The World Bank has successfully turned most Ugandan private universities and some public universities into glorified high schools. I was lucky to be one of the few students along with the then 82nd guild president Roy Ssemboga Roy that were invited by the presidential Makerere University Visitation Committee 2016 to tender in our views. Our submissions as students representatives were against the move by the university administration, with the support of government, to pull out of what they called “non-core business.”

Non-core business means that halls of residence should be privatised, food out-sourced to private businesspeople and the student only gets knowledge from the university.
This pulling out of non-core business is pursuant to the structural adjustment programme and it has been a spectacular failure in our educational system.

Already, the university investment policy 2006 consolidates these sentiments by clearly gazetting halls as authorised investments as a way of raising alternative income to contribute to the appropriation-in-aid, which is no longer retained by the university, but collected by URA. Clearly, Administration, management and the University Council are unanimous in their efforts to have these halls of residence privatised.

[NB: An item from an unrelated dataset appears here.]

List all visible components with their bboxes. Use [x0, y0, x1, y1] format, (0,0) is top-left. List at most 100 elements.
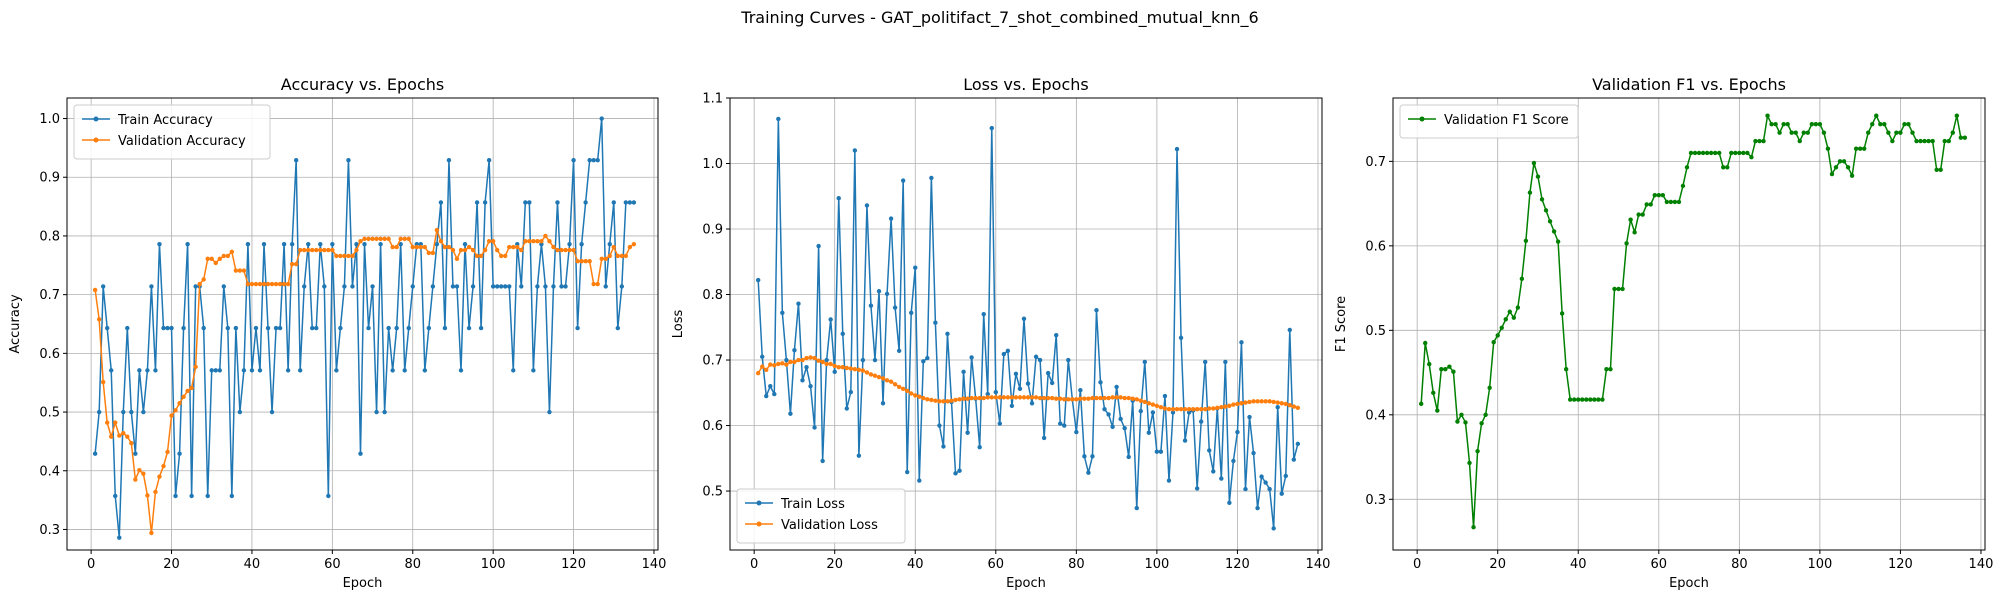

Raising tuition is no solution to Makerere’s needs. There is no university in the world which fulfils its budgetary needs through tuition alone. It will shock you to know that tuition only constitutes 15 per cent of Harvard University’s budget.
Therefore, Makerere University administration cannot say it lacks money to run halls yet the university has chunks of land, among other resources.

Mr Kizito is the head of corporate and legal affairs at Pixan Corporation Technologies.